Happily Ever After...Not so Happy

 On November 1 2016, I said ‘I do’. I stood before a judge in a small makeshift chapel in front of the man whom I loved and said til death do us part. (A familiar place) Butterflies fluttered deep inside. I smiled at him and gazed into his brown eyes; he was the one, my forever, so why am I sitting here four years later sharing a not so happily ever after?

You grow up learning these rules of expectation. I was taught to tend to the house, be responsible, put others first (family first even if I came in last place), love and honor your husband (divorce was not an option). As I look back I now understand that these rules came from woman who found content in mediocrity. They were just going through the motions. They heard ‘for better or worse’ and ran with it not realizing that it takes two.

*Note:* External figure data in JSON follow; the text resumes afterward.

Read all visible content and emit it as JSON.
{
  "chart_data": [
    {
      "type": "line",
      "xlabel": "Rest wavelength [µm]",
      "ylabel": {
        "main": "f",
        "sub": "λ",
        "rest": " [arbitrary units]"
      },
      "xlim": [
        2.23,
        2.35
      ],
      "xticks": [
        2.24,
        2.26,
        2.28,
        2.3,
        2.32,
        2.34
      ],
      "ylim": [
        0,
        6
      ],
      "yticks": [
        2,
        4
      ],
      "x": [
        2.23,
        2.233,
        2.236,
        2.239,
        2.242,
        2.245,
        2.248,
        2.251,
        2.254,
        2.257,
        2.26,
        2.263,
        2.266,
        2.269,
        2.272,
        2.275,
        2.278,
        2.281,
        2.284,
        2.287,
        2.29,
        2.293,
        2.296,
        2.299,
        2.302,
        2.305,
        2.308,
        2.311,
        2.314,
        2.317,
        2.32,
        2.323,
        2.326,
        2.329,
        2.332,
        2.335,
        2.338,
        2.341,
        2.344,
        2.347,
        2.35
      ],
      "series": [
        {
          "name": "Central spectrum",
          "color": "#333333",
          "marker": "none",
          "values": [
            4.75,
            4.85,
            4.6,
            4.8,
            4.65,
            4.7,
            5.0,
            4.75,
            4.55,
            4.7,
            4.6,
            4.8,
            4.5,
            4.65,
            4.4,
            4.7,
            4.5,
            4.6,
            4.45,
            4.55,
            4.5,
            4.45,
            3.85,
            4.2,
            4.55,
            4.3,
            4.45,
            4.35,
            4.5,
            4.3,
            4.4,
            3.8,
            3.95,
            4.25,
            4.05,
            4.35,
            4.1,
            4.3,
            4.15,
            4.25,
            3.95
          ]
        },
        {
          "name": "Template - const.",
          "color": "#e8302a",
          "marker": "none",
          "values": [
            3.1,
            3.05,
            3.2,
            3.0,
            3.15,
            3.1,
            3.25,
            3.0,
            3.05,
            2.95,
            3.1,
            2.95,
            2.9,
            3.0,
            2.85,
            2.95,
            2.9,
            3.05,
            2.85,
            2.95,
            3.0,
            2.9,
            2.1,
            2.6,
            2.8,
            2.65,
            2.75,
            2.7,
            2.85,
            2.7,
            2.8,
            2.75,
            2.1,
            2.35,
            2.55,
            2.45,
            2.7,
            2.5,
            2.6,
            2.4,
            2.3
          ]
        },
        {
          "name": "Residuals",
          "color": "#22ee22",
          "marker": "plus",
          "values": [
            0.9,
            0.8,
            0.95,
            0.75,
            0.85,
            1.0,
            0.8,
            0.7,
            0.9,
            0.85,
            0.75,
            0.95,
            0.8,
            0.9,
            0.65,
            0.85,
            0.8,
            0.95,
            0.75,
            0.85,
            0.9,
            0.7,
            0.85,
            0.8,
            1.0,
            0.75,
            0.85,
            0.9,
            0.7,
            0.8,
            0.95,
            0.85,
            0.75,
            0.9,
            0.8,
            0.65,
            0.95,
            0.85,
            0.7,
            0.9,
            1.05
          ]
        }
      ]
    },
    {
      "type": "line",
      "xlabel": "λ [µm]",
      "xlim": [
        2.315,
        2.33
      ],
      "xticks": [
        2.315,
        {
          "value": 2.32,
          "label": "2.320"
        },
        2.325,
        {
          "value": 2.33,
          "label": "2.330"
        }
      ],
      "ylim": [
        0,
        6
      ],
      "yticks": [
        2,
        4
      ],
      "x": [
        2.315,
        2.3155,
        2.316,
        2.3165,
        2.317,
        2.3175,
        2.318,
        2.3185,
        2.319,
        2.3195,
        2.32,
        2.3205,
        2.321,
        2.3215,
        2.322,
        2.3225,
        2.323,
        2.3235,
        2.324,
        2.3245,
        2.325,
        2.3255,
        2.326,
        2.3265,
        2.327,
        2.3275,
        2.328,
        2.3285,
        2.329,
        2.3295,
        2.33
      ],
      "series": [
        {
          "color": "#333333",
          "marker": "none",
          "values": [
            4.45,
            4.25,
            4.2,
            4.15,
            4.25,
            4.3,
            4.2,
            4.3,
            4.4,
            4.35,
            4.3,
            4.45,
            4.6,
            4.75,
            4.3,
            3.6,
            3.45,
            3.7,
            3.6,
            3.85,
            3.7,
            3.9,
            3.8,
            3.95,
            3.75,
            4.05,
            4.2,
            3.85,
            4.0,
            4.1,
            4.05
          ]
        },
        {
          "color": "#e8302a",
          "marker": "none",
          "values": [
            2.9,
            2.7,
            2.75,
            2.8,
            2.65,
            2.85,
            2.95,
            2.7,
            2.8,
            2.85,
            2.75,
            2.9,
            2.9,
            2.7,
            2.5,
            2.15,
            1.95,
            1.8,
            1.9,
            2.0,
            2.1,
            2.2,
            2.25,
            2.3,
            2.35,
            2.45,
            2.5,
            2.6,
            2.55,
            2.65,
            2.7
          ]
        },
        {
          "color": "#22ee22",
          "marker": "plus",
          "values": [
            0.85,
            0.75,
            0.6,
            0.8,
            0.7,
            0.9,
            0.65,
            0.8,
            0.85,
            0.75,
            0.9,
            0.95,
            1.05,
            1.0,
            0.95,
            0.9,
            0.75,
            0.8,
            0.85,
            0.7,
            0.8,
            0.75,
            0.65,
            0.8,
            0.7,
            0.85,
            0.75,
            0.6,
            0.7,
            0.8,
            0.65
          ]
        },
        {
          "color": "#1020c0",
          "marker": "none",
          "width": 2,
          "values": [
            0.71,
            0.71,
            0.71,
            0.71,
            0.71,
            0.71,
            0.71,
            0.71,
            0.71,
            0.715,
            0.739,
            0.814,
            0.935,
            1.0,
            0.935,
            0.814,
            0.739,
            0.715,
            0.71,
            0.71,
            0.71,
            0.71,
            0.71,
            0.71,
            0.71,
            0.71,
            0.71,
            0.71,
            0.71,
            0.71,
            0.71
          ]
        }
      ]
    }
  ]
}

Well I did it! I said ‘I do’ to the man of my drea..., to the father of my two bo..., to the man who I lov..., okay to this guy who I knew for about 15 years and we dated each other for about seven years. (smoke and mirrors) After we merged households we struggled to find our rhythm. I started questioning my woman. Insecurities developed. I was made to feel like the villain in an unexpected turn of events. 

He treated me as if I was a chore. I was his burden. I felt it in his silence. The coldness that he gave was brutal. It didn’t matter what I did , I was wrong in his eyes. I had to face the fact that he didn’t want me anymore even though his lips uttered a different I love you. 

... I’m the Villain.

The problem.

The mistake.

The cause. 

I’m your excuse to produce bad behavior. 

It’s my fault.

I agreed to the terms and conditions of this contract and now I’m burning it. 

There won’t be a next time.

I’m better without it.

Your definition of love left me desolate, hopeless, alone and drowning in my own tears.

Your definition of love had me questioning the very confidence that God gave me.

Your definition of love reminded me of every flaw and blemish that was tucked away deep.

Your definition of love crowned me with thorns of verbal, emotional and sexual abuse.

Your definition of love wasn’t love at all.

So on November 1 2020 I have new vision. I’m dating me.

Learning, rediscovering, and exploring all things Lakita.